I’ve been a history buff since high school. That’s when I became more aware of the world around me. Like most kids, I think, I was in an insular, isolated place that is typical of anyone that age.
But in 1989, my freshman year in high school, that began to change. I started asking questions. I began wondering about the family story.
Who were these people, my ancestors? Where were they born? Where and when did they live? What did they experience?
Later, this ingrained curiosity helped when I accidentally fell into journalism, beginning my sophomore year when I desperately needed an elective and the only option available was working on the student newspaper. It was a stroke of luck because I loved it instantly. And by my senior year I had been named editor.
I remember asking so many questions, doggedly but politely, of my grandmother that she said in exasperation, “Enough questions!” I’d never seen her get angry before. So I backed off.
But she learned there’s no way of getting out of talking to me. I’ve had a few sit-down interviews with her since, where I learned a lot. Thank God she is still around.
I also interviewed her older brother, my great uncle, multiple times before he died this year at the age of 101. He lived in Seattle from 1939 to 1941, when his father’s death prompted his return to the family farm in South Dakota, where he took up farming until 1953, when he moved to Oregon.
Enter my father, who visited the berry farm in Oregon and understandably fell in love with the place. The mountains and the forests are much different than the wind swept plains of eastern South Dakota.

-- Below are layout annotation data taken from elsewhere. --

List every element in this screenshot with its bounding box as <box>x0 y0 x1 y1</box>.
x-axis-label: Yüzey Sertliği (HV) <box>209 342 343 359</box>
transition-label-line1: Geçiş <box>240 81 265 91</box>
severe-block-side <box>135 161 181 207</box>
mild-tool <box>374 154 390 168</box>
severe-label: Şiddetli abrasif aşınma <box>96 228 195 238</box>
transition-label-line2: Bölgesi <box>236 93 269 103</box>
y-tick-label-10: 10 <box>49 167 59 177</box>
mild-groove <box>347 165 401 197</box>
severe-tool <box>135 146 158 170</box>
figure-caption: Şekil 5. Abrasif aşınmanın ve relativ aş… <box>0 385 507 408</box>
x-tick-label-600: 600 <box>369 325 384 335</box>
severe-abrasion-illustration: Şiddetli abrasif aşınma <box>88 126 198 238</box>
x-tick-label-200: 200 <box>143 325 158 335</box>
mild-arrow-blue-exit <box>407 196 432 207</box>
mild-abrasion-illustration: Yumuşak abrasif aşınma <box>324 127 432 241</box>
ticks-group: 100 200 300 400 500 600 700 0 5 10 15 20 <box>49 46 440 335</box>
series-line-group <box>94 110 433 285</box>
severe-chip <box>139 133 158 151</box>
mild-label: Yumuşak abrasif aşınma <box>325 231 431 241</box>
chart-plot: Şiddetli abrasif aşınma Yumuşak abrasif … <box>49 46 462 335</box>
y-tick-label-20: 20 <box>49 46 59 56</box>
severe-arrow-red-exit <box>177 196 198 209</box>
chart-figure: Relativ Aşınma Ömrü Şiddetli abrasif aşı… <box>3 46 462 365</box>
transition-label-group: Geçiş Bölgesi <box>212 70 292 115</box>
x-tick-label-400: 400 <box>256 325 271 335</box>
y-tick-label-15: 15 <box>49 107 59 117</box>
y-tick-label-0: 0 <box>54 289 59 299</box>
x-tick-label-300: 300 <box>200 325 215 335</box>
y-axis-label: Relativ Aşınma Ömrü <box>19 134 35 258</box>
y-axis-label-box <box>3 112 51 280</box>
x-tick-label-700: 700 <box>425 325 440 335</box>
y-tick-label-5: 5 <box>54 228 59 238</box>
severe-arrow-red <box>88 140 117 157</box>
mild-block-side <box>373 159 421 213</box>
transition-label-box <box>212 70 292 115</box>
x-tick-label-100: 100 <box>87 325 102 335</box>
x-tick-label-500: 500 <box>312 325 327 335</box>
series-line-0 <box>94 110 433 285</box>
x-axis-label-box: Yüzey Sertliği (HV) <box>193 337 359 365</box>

In the winter, those are bitterly cold, snow swept plains. And the farmhouse had no insulation.
That’s what I wanted to know: how did I get here? Why Oregon? Why Seattle?
History, particularly the personal kind, is in my bones. It is part of my very being. And thus it reaches into other parts of my life, other areas of my personality.
I began doing art as part of my job as editor of a statewide association’s tabloid. It was printed monthly. It was basically a one-man operation. I was editor, reporter, photographer. The only thing I didn’t do was write a column. That was up to others.
Eventually I was asked to create graphics for various in house projects. I poured my heart and soul into the job. But after a little more than a year, I was burned out and had little to show for it.
So I returned to school. I figured since I’d already been doing it based on my limited knowledge and experience, I should study graphic design. So I enrolled in a vigorous program at the community college, where I learned a lot and which would have come in handy at my previous positions.
I began taking classes because of my interest in art, in creating art. I took a drawing class, a prerequisite for the design degree, despite a serious lack of skills. I took many illustration electives, using old school techniques like oils and revolutionary ones on computers, which were amazingly fun. And I was introduced to printmaking, perhaps my favorite medium now.
I became sick while continuing my studies at Portland State, which have since been discovered to be autoimmune disorders, and had to drop out. This combined with a childhood of abuse and domestic violence began my spiral downward.
Thankfully, art classes provided by the nonprofit Path with Art have helped me continue my pursuit of art. I’ve taken so many for so long that I can’t remember my first class. It was probably printmaking.
I enjoy learning the stories and keeping the memories of anecstors, relatives, and heros alive.
If I don’t do it, if I don’t remember these people and tell their stories, who will?